= Purduettes =

Purdue University choir

The Purduettes are the primary treble choral ensemble of Purdue University. Formed in 1942, the group typically consists of 50-60 undergraduate collegiate women and performs a variety of jazz, gospel, and swing songs. Similar to the all-male Purdue Varsity Glee Club, the Purduettes are housed within Purdue Musical Organizations, wear matching attire, employ student leadership, and feature smaller groups of members known as Specialites that perform during shows. The group is a featured ensemble annually in the Purdue Christmas Show, and in 2022 the Purduettes celebrated their 80th anniversary. Roughly every 4–5 years the Purduettes tour internationally, most recently to Costa Rica in 2015, and were planning to travel to Italy in spring 2020.

== History ==
Formed in 1942 during the Second World War, the original group of 13 women were chosen by Al Stewart to fulfill the performance schedule of the Purdue Varsity Glee Club when its schedule was curtailed due to the members leaving for service in the war.

Al Stewart took the Purduettes on a tour of the East coast that included a performance at the Eastman Kodak Company in Rochester, New York. The Purduettes were a hit and began entertaining audiences nationwide. Stewart originally designed four costumes for the Purduettes including a simple black and white choir gown and the well-known white satin, off-the-shoulder formal gown.

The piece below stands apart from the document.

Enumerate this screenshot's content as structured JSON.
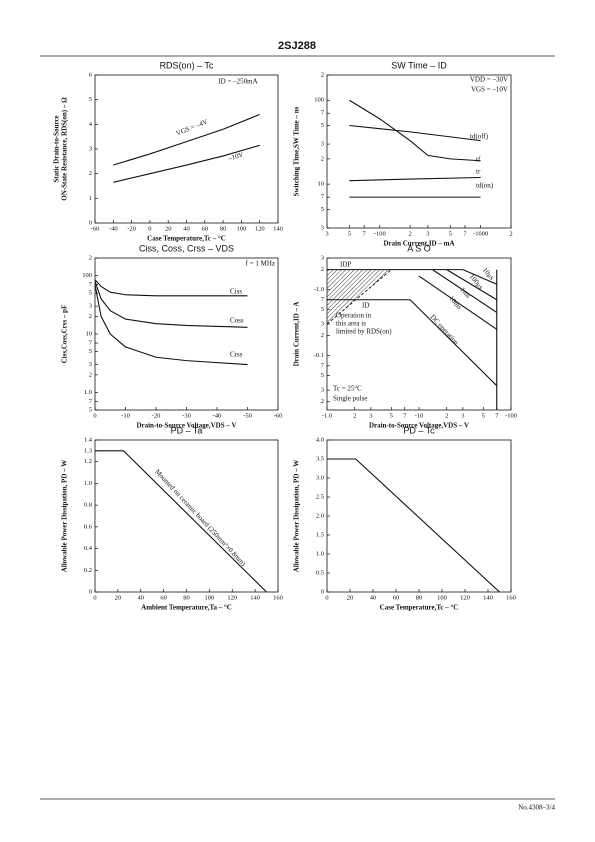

Although Stewart restored the men's Glee Club as soon as the war was over, the Purduettes had made their mark in history, and the women added a new flare to Purdue Musical Organizations. Even today, the Purduettes remain the choice group for many audiences.

== Specialty groups ==
Purduette Trio

This group takes inspiration from the stylings of the Andrews and McGuire sisters as well as the big band and swing sounds of the '40s and '50s.

The Remedy

The Remedy sings a variety of sacred and secular Americana music.

Lonely Hearts

This group sings a wide variety of music, from girl groups of the 1960s to movie tunes to contemporary pop, jazz and Latin hits. While performing the songs of Etta James to Sara Bareilles to Imelda May, the Lonely Hearts maintain a style, groove and sense of moxie that audiences love.